C'est une des seules fois où je vois l'italienne pleurer. Je salue chaleureusement, Thiago, et tous les autres. Pour le moment, j'évite Kimiko. Je sais que cette phase-là va être douloureuse. Quelqu'un lance une musique et certains dansent et chantent. Je me faufile pour serrer dans mes bras mes amis que je ne reverrai plus. Je me mêle aux danseurs.
J'enlève mes chaussures et je les laisse dans un coin. Je m'apprête à retourner au centre de la « piste » mais je vois les cheveux noirs de la japonaise disparaître par la porte. Je me précipite pour la suivre.
- Kimiko ! appelé-je en la rejoignant.
Elle se retourne.
- Tu vas où ? demandé-je.
- Je ne sais pas, j'avais envie de me promener un peu, répond-elle. C'est presque la dernière fois que je suis dans le vaisseau.

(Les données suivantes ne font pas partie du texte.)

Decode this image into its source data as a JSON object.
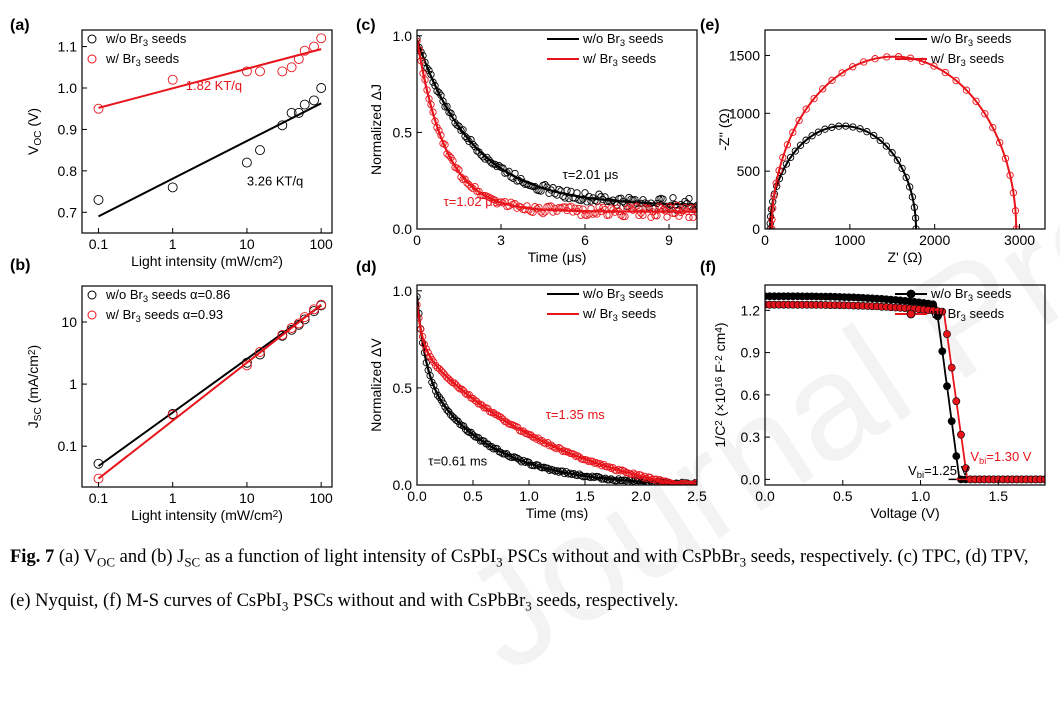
{
  "watermark": "Journal Pre-proofs",
  "caption": {
    "fig_no": "Fig. 7",
    "text_runs": [
      [
        " (a) V",
        ""
      ],
      [
        "OC",
        "sub"
      ],
      [
        " and (b) J",
        ""
      ],
      [
        "SC",
        "sub"
      ],
      [
        " as a function of light intensity of CsPbI",
        ""
      ],
      [
        "3",
        "sub"
      ],
      [
        " PSCs without and with CsPbBr",
        ""
      ],
      [
        "3",
        "sub"
      ],
      [
        " seeds, respectively. (c) TPC, (d) TPV, (e) Nyquist, (f) M-S curves of CsPbI",
        ""
      ],
      [
        "3",
        "sub"
      ],
      [
        " PSCs without and with CsPbBr",
        ""
      ],
      [
        "3",
        "sub"
      ],
      [
        " seeds, respectively.",
        ""
      ]
    ]
  },
  "colors": {
    "black_series": "#000000",
    "red_series": "#e8141b"
  },
  "chart_data": [
    {
      "panel": "(a)",
      "type": "scatter",
      "xscale": "log",
      "xlim": [
        0.06,
        140
      ],
      "ylim": [
        0.65,
        1.14
      ],
      "xticks": [
        0.1,
        1,
        10,
        100
      ],
      "xticklabels": [
        "0.1",
        "1",
        "10",
        "100"
      ],
      "yticks": [
        0.7,
        0.8,
        0.9,
        1.0,
        1.1
      ],
      "yticklabels": [
        "0.7",
        "0.8",
        "0.9",
        "1.0",
        "1.1"
      ],
      "xlabel": [
        [
          "Light intensity (mW/cm",
          ""
        ],
        [
          "2",
          "sup"
        ],
        [
          ")",
          ""
        ]
      ],
      "ylabel": [
        [
          "V",
          ""
        ],
        [
          "OC",
          "sub"
        ],
        [
          " (V)",
          ""
        ]
      ],
      "legend_pos": "top-left",
      "series": [
        {
          "name": [
            [
              "w/o Br",
              ""
            ],
            [
              "3",
              "sub"
            ],
            [
              " seeds",
              ""
            ]
          ],
          "color": "#000000",
          "x": [
            0.1,
            1,
            10,
            15,
            30,
            40,
            50,
            60,
            80,
            100
          ],
          "y": [
            0.73,
            0.76,
            0.82,
            0.85,
            0.91,
            0.94,
            0.94,
            0.96,
            0.97,
            1.0
          ],
          "fit": {
            "x": [
              0.1,
              100
            ],
            "y": [
              0.69,
              0.963
            ]
          }
        },
        {
          "name": [
            [
              "w/  Br",
              ""
            ],
            [
              "3",
              "sub"
            ],
            [
              " seeds",
              ""
            ]
          ],
          "color": "#e8141b",
          "x": [
            0.1,
            1,
            10,
            15,
            30,
            40,
            50,
            60,
            80,
            100
          ],
          "y": [
            0.95,
            1.02,
            1.04,
            1.04,
            1.04,
            1.05,
            1.07,
            1.09,
            1.1,
            1.12
          ],
          "fit": {
            "x": [
              0.1,
              100
            ],
            "y": [
              0.952,
              1.094
            ]
          }
        }
      ],
      "annotations": [
        {
          "text": "1.82 KT/q",
          "color": "#e8141b",
          "x": 1.5,
          "y": 0.995
        },
        {
          "text": "3.26 KT/q",
          "color": "#000000",
          "x": 10,
          "y": 0.765
        }
      ]
    },
    {
      "panel": "(b)",
      "type": "scatter",
      "xscale": "log",
      "yscale": "log",
      "xlim": [
        0.06,
        140
      ],
      "ylim": [
        0.022,
        38
      ],
      "xticks": [
        0.1,
        1,
        10,
        100
      ],
      "xticklabels": [
        "0.1",
        "1",
        "10",
        "100"
      ],
      "yticks": [
        0.1,
        1,
        10
      ],
      "yticklabels": [
        "0.1",
        "1",
        "10"
      ],
      "xlabel": [
        [
          "Light intensity (mW/cm",
          ""
        ],
        [
          "2",
          "sup"
        ],
        [
          ")",
          ""
        ]
      ],
      "ylabel": [
        [
          "J",
          ""
        ],
        [
          "SC",
          "sub"
        ],
        [
          " (mA/cm",
          ""
        ],
        [
          "2",
          "sup"
        ],
        [
          ")",
          ""
        ]
      ],
      "legend_pos": "top-left",
      "series": [
        {
          "name": [
            [
              "w/o Br",
              ""
            ],
            [
              "3",
              "sub"
            ],
            [
              " seeds  α=0.86",
              ""
            ]
          ],
          "color": "#000000",
          "x": [
            0.1,
            1,
            10,
            15,
            30,
            40,
            50,
            60,
            80,
            100
          ],
          "y": [
            0.052,
            0.33,
            2.2,
            3.0,
            6.0,
            7.5,
            9.0,
            11,
            15,
            18.5
          ],
          "fit": {
            "x": [
              0.1,
              100
            ],
            "y": [
              0.048,
              18.5
            ]
          }
        },
        {
          "name": [
            [
              "w/  Br",
              ""
            ],
            [
              "3",
              "sub"
            ],
            [
              " seeds  α=0.93",
              ""
            ]
          ],
          "color": "#e8141b",
          "x": [
            0.1,
            1,
            10,
            15,
            30,
            40,
            50,
            60,
            80,
            100
          ],
          "y": [
            0.03,
            0.32,
            2.0,
            3.3,
            6.2,
            8.0,
            9.5,
            12,
            16,
            19
          ],
          "fit": {
            "x": [
              0.1,
              100
            ],
            "y": [
              0.03,
              19
            ]
          }
        }
      ]
    },
    {
      "panel": "(c)",
      "type": "scatter",
      "xlim": [
        0,
        10
      ],
      "ylim": [
        0,
        1.03
      ],
      "xticks": [
        0,
        3,
        6,
        9
      ],
      "xticklabels": [
        "0",
        "3",
        "6",
        "9"
      ],
      "yticks": [
        0,
        0.5,
        1.0
      ],
      "yticklabels": [
        "0.0",
        "0.5",
        "1.0"
      ],
      "xlabel": [
        [
          "Time (μs)",
          ""
        ]
      ],
      "ylabel": [
        [
          "Normalized ΔJ",
          ""
        ]
      ],
      "legend_pos": "top-right",
      "series": [
        {
          "name": [
            [
              "w/o Br",
              ""
            ],
            [
              "3",
              "sub"
            ],
            [
              " seeds",
              ""
            ]
          ],
          "color": "#000000",
          "decay": {
            "tau": 2.01,
            "a": 0.86,
            "c": 0.12
          }
        },
        {
          "name": [
            [
              "w/   Br",
              ""
            ],
            [
              "3",
              "sub"
            ],
            [
              " seeds",
              ""
            ]
          ],
          "color": "#e8141b",
          "decay": {
            "tau": 1.02,
            "a": 0.89,
            "c": 0.09
          }
        }
      ],
      "annotations": [
        {
          "text": "τ=2.01 μs",
          "color": "#000000",
          "x": 5.2,
          "y": 0.26
        },
        {
          "text": "τ=1.02 μs",
          "color": "#e8141b",
          "x": 0.95,
          "y": 0.12
        }
      ]
    },
    {
      "panel": "(d)",
      "type": "scatter",
      "xlim": [
        0,
        2.5
      ],
      "ylim": [
        0,
        1.03
      ],
      "xticks": [
        0,
        0.5,
        1.0,
        1.5,
        2.0,
        2.5
      ],
      "xticklabels": [
        "0.0",
        "0.5",
        "1.0",
        "1.5",
        "2.0",
        "2.5"
      ],
      "yticks": [
        0,
        0.5,
        1.0
      ],
      "yticklabels": [
        "0.0",
        "0.5",
        "1.0"
      ],
      "xlabel": [
        [
          "Time (ms)",
          ""
        ]
      ],
      "ylabel": [
        [
          "Normalized ΔV",
          ""
        ]
      ],
      "legend_pos": "top-right",
      "series": [
        {
          "name": [
            [
              "w/o Br",
              ""
            ],
            [
              "3",
              "sub"
            ],
            [
              " seeds",
              ""
            ]
          ],
          "color": "#000000",
          "biexp": {
            "a1": 0.38,
            "t1": 0.07,
            "a2": 0.6,
            "t2": 0.61,
            "c": -0.005
          }
        },
        {
          "name": [
            [
              "w/   Br",
              ""
            ],
            [
              "3",
              "sub"
            ],
            [
              " seeds",
              ""
            ]
          ],
          "color": "#e8141b",
          "biexp": {
            "a1": 0.22,
            "t1": 0.05,
            "a2": 0.86,
            "t2": 1.35,
            "c": -0.15
          }
        }
      ],
      "annotations": [
        {
          "text": "τ=1.35 ms",
          "color": "#e8141b",
          "x": 1.15,
          "y": 0.34
        },
        {
          "text": "τ=0.61 ms",
          "color": "#000000",
          "x": 0.1,
          "y": 0.1
        }
      ]
    },
    {
      "panel": "(e)",
      "type": "scatter",
      "xlim": [
        0,
        3300
      ],
      "ylim": [
        0,
        1720
      ],
      "xticks": [
        0,
        1000,
        2000,
        3000
      ],
      "xticklabels": [
        "0",
        "1000",
        "2000",
        "3000"
      ],
      "yticks": [
        0,
        500,
        1000,
        1500
      ],
      "yticklabels": [
        "0",
        "500",
        "1000",
        "1500"
      ],
      "xlabel": [
        [
          "Z' (Ω)",
          ""
        ]
      ],
      "ylabel": [
        [
          "-Z'' (Ω)",
          ""
        ]
      ],
      "legend_pos": "top-right",
      "series": [
        {
          "name": [
            [
              "w/o Br",
              ""
            ],
            [
              "3",
              "sub"
            ],
            [
              " seeds",
              ""
            ]
          ],
          "color": "#000000",
          "arc": {
            "z0": 60,
            "z1": 1780,
            "peak": 890
          }
        },
        {
          "name": [
            [
              "w/  Br",
              ""
            ],
            [
              "3",
              "sub"
            ],
            [
              " seeds",
              ""
            ]
          ],
          "color": "#e8141b",
          "arc": {
            "z0": 80,
            "z1": 2960,
            "peak": 1490
          }
        }
      ]
    },
    {
      "panel": "(f)",
      "type": "line",
      "xlim": [
        0,
        1.8
      ],
      "ylim": [
        -0.04,
        1.38
      ],
      "xticks": [
        0,
        0.5,
        1.0,
        1.5
      ],
      "xticklabels": [
        "0.0",
        "0.5",
        "1.0",
        "1.5"
      ],
      "yticks": [
        0,
        0.3,
        0.6,
        0.9,
        1.2
      ],
      "yticklabels": [
        "0.0",
        "0.3",
        "0.6",
        "0.9",
        "1.2"
      ],
      "xlabel": [
        [
          "Voltage (V)",
          ""
        ]
      ],
      "ylabel": [
        [
          "1/C",
          ""
        ],
        [
          "2",
          "sup"
        ],
        [
          " (×10",
          ""
        ],
        [
          "16",
          "sup"
        ],
        [
          " F",
          ""
        ],
        [
          "-2",
          "sup"
        ],
        [
          " cm",
          ""
        ],
        [
          "4",
          "sup"
        ],
        [
          ")",
          ""
        ]
      ],
      "legend_pos": "top-right",
      "series": [
        {
          "name": [
            [
              "w/o Br",
              ""
            ],
            [
              "3",
              "sub"
            ],
            [
              " seeds",
              ""
            ]
          ],
          "color": "#000000",
          "ms": {
            "y0": 1.3,
            "a": 0.06,
            "v1": 1.1,
            "vbi": 1.25
          }
        },
        {
          "name": [
            [
              "w/   Br",
              ""
            ],
            [
              "3",
              "sub"
            ],
            [
              " seeds",
              ""
            ]
          ],
          "color": "#e8141b",
          "ms": {
            "y0": 1.24,
            "a": 0.05,
            "v1": 1.15,
            "vbi": 1.3
          }
        }
      ],
      "annotations": [
        {
          "runs": [
            [
              "V",
              ""
            ],
            [
              "bi",
              "sub"
            ],
            [
              "=1.30 V",
              ""
            ]
          ],
          "color": "#e8141b",
          "x": 1.32,
          "y": 0.13
        },
        {
          "runs": [
            [
              "V",
              ""
            ],
            [
              "bi",
              "sub"
            ],
            [
              "=1.25 V",
              ""
            ]
          ],
          "color": "#000000",
          "x": 0.92,
          "y": 0.03
        }
      ]
    }
  ]
}
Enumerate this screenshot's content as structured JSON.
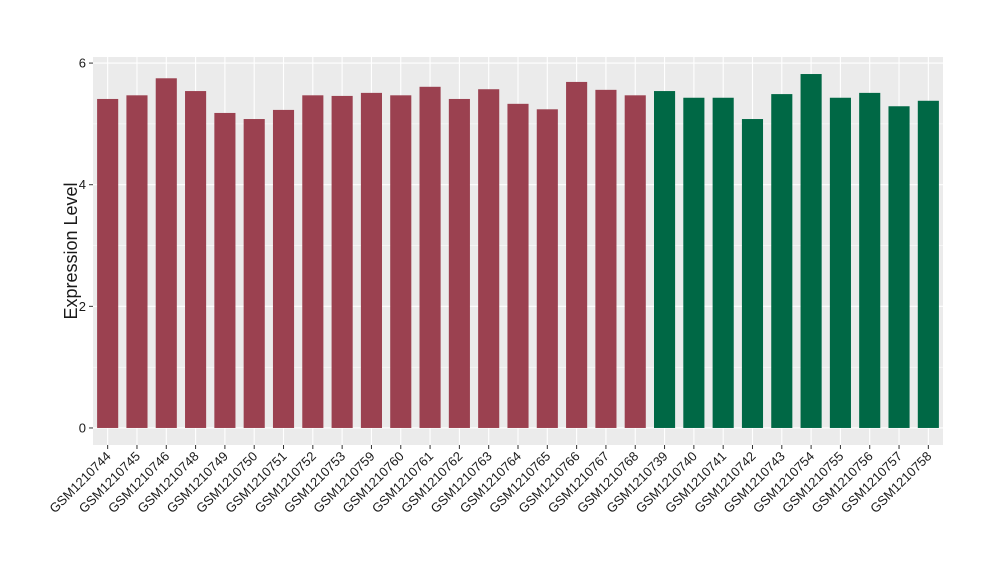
{
  "chart_data": {
    "type": "bar",
    "y_label": "Expression Level",
    "categories": [
      "GSM1210744",
      "GSM1210745",
      "GSM1210746",
      "GSM1210748",
      "GSM1210749",
      "GSM1210750",
      "GSM1210751",
      "GSM1210752",
      "GSM1210753",
      "GSM1210759",
      "GSM1210760",
      "GSM1210761",
      "GSM1210762",
      "GSM1210763",
      "GSM1210764",
      "GSM1210765",
      "GSM1210766",
      "GSM1210767",
      "GSM1210768",
      "GSM1210739",
      "GSM1210740",
      "GSM1210741",
      "GSM1210742",
      "GSM1210743",
      "GSM1210754",
      "GSM1210755",
      "GSM1210756",
      "GSM1210757",
      "GSM1210758"
    ],
    "values": [
      5.41,
      5.47,
      5.75,
      5.54,
      5.18,
      5.08,
      5.23,
      5.47,
      5.46,
      5.51,
      5.47,
      5.61,
      5.41,
      5.57,
      5.33,
      5.24,
      5.69,
      5.56,
      5.47,
      5.54,
      5.43,
      5.43,
      5.08,
      5.49,
      5.82,
      5.43,
      5.51,
      5.29,
      5.38
    ],
    "colors": [
      "#9b4150",
      "#9b4150",
      "#9b4150",
      "#9b4150",
      "#9b4150",
      "#9b4150",
      "#9b4150",
      "#9b4150",
      "#9b4150",
      "#9b4150",
      "#9b4150",
      "#9b4150",
      "#9b4150",
      "#9b4150",
      "#9b4150",
      "#9b4150",
      "#9b4150",
      "#9b4150",
      "#9b4150",
      "#006845",
      "#006845",
      "#006845",
      "#006845",
      "#006845",
      "#006845",
      "#006845",
      "#006845",
      "#006845",
      "#006845"
    ],
    "ylim": [
      -0.28,
      6.1
    ],
    "yticks": [
      0,
      2,
      4,
      6
    ],
    "grid": true
  }
}
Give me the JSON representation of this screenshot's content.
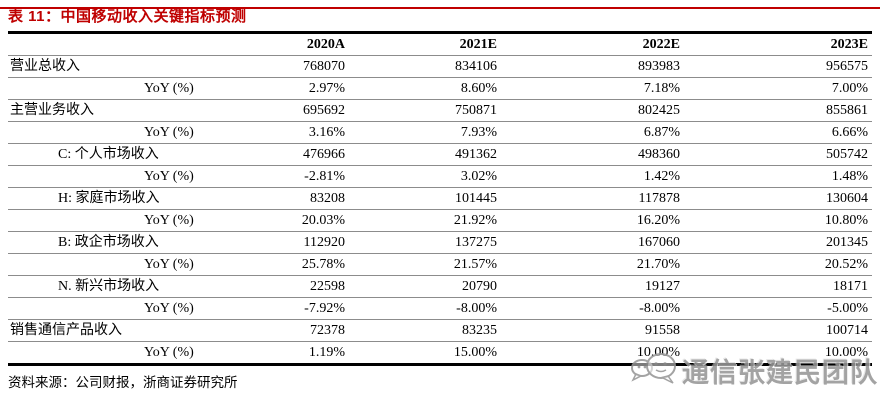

J'incline la tête, une idée me vient.
- Ferme les yeux, ordonné-je. On va voir si tu connais le vaisseau si bien. Je la guide dans les couloirs.
- On est où ? demandé-je au bout de cinq minutes de marche.
- Facile devant le terrain de foot.
- Et là ? questionné-je un peu plus tard.
- Je dirais vers les animaux.
- Maintenant ?
- Heu... à l'atelier !
Elle ouvre brusquement les yeux. Toutes ses peintures sont maintenant dans sa maison mais je sais que la pièce a toujours une signification particulière à ses yeux. Hier, elle m'a offert une magnifique peinture que je dois aller poser sur la tombe de Mao, en échange je lui ai fourni une liasse de photos.
- Tu sais, je n'aurais jamais imaginé cette situation, murmure-t-elle.
- De marcher les yeux bandés dans le couloir ?
- Non une telle tristesse au moment de se quitter, ce qui nous unit est vraiment particulier, unique. Ce lien, je ne sais pas si beaucoup de gens l'ont connu.
J'acquiesce. Elle me fixe de ses beaux yeux noirs.
- Tu sais tout de moi et inversement, dis-je. Ce qu'on a partagé est trop fort pour être oublié.
- Oui mais... on se voyait chaque jour, chaque heure, nous étions tout le temps ensemble. De passer du tout au rien, ça va être très dur... marmonne-t-elle.
- On a fait notre choix, rappelé-je. Tu as un enfant à élever, une planète à explorer. Moi je ne suis peut-être pas faite pour cette vie. Je vais retourner auprès de mes proches.
- Tu sais, si c'est un garçon je veux l'appeler Mao, mais si c'est une fille, ce sera Emma, affirme Kimiko
Je ne peux retenir mes larmes devant cette preuve incontestable d'amitié. Qu'aurais-je fait toutes ces années sans elle ? Je la serre fort dans mes bras, des larmes dévalant mes joues.
- Merci pour tout, dis-je en japonais.
- Au revoir, articule-t-elle en français.